「世界一決定戦」しのぎ削った福岡国際マラソン…宗茂さん「なくなるの寂しい」

 75年の歴史に幕を下ろした5日の福岡国際マラソンでは、壮絶なレースの中で九州ゆかりの選手たちが上位に食い込んだ。かつての名選手らは九州の選手を育てた大会がまた一つなくなる無念さを口にした。

 優勝したギザエは終盤に苦しそうな表情を浮かべてゴール直後に倒れ込んだ。高校時代は福岡第一高駅伝部の中山徹監督に連れられて大会を見学。昨年は4位だった。「最後のチャンスで優勝できた。ケニアから来て福岡の高校に通ってスズキで走る私が歴史に名を刻むことができる」と最後の王者の感慨に浸った。

 北九州市の黒崎播磨に所属する細谷は「がむしゃらに前にいくのが自分のスタイル」と2位でゴール後に倒れ込み担架で運ばれた。九電工(福岡市)の大塚祥平は、一度は先頭集団から引き離されながらも追い上げ、フィニッシュ直前に順位を上げて4位に入った。

 1968年メキシコ五輪銀メダルの君原健二さん(80)は62年の初マラソンが福岡だった。「九州の選手にとっては特別な大会。終了は時代の流れで仕方ないけど、続けてほしかった」と悔しがった。

 かつて九州の選手たちは「世界一決定戦」と呼ばれた福岡国際に厳しい状況でも名乗りを上げた。11月初旬の九州一周駅伝(2013年終了)に出場し10日で4レースを競った後、10日間ほど後に九州実業団毎日駅伝に出走。さらに約2週間で42・195キロに挑んだ。

 「それがあるからこそ九州が強かった」。07年に優勝して翌年の北京五輪金につなげたサムエル・ワンジルさん(故人)らを大会に送り出した、92年バルセロナ五輪銀メダリストでトヨタ自動車九州監督の森下広一さん(54)は言う。

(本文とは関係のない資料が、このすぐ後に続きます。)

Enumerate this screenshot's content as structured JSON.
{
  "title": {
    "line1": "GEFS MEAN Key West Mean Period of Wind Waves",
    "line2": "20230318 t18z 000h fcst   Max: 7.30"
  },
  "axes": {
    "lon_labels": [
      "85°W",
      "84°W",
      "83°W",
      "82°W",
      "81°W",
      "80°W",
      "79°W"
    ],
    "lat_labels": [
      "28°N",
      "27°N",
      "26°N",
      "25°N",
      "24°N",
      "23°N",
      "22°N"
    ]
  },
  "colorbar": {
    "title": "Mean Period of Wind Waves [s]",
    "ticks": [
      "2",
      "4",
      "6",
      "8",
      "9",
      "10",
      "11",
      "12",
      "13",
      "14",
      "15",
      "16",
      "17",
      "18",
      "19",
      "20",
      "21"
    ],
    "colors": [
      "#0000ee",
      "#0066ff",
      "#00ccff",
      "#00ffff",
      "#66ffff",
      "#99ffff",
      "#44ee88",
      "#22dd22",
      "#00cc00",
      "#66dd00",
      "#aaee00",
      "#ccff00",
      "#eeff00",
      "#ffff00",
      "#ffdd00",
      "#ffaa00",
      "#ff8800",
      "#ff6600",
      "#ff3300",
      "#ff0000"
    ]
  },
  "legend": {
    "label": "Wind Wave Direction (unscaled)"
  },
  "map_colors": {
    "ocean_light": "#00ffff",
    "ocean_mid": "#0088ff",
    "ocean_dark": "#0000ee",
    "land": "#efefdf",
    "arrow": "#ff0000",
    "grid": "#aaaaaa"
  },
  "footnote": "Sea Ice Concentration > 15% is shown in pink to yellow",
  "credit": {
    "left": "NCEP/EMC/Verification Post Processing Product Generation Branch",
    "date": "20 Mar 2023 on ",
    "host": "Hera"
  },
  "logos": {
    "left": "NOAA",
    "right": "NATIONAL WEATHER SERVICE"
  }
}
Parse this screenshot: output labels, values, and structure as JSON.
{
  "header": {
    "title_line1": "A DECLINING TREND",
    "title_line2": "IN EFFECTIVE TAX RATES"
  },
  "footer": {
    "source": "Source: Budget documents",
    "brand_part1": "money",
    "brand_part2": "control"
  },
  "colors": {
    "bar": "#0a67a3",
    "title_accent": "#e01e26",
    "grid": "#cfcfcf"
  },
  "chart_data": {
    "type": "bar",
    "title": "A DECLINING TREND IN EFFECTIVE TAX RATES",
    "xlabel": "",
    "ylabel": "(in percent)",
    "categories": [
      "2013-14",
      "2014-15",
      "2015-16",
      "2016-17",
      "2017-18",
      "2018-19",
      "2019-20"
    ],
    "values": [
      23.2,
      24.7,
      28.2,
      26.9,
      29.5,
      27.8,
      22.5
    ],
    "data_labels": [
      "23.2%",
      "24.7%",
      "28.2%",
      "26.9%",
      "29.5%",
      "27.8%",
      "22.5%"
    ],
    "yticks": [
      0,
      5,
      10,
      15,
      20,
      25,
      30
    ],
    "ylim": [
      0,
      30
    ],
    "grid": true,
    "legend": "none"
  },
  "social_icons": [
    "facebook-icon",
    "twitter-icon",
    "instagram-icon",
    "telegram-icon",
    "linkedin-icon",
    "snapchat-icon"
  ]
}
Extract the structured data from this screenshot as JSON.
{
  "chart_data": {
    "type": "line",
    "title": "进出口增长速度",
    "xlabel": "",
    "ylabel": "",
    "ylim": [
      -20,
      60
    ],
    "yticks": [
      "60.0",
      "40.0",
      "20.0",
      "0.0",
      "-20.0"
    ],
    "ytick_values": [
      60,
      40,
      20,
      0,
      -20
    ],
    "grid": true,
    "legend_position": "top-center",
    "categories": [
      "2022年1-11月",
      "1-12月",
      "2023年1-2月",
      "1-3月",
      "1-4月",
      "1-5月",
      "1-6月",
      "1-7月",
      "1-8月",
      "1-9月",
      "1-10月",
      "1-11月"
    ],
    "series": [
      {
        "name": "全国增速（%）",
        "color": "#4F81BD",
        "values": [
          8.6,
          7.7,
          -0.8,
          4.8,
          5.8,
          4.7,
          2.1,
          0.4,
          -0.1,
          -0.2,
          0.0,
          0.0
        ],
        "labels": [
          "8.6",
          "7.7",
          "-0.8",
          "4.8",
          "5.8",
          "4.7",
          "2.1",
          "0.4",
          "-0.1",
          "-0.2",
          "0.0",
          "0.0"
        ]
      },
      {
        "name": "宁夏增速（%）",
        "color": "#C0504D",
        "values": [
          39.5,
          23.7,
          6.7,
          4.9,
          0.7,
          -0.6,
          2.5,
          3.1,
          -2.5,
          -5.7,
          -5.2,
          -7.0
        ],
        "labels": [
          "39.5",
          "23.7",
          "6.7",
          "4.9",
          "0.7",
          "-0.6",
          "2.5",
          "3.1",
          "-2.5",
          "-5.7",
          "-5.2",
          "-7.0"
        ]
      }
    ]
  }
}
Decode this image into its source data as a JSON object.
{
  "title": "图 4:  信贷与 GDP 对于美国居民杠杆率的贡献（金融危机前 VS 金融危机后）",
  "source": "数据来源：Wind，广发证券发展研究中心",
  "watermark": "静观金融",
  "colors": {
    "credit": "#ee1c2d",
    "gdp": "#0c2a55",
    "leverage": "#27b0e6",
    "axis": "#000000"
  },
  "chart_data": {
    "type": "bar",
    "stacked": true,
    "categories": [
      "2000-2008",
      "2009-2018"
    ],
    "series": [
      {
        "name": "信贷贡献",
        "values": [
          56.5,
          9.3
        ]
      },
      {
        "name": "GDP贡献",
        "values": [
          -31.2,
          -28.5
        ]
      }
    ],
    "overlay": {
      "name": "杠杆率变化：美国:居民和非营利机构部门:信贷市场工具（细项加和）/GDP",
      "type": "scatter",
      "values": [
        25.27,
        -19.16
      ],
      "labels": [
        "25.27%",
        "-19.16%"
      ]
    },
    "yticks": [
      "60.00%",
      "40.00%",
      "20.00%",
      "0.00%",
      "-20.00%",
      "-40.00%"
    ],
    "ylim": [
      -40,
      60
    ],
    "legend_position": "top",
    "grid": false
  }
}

 福岡陸上競技協会の前専務理事で40年以上にわたって裏方として携わった八木雅夫さん(71)は「けがやアクシデントなく、少しでもいい記録が出てほしい」と最後のレースを見ていたという。運営側も必死で大会を支えてきた。

 東京など大規模の市民マラソンに有力選手を奪われ、財政難もあって伝統に終止符が打たれる。70~80年代に日本陸連の瀬古副会長らとデッドヒートを繰り広げるなどして大会を盛り上げた宗茂さん(68)は「日本の文化であるマラソンや駅伝がなくなってしまうのは寂しい」と無念の思いを口にした。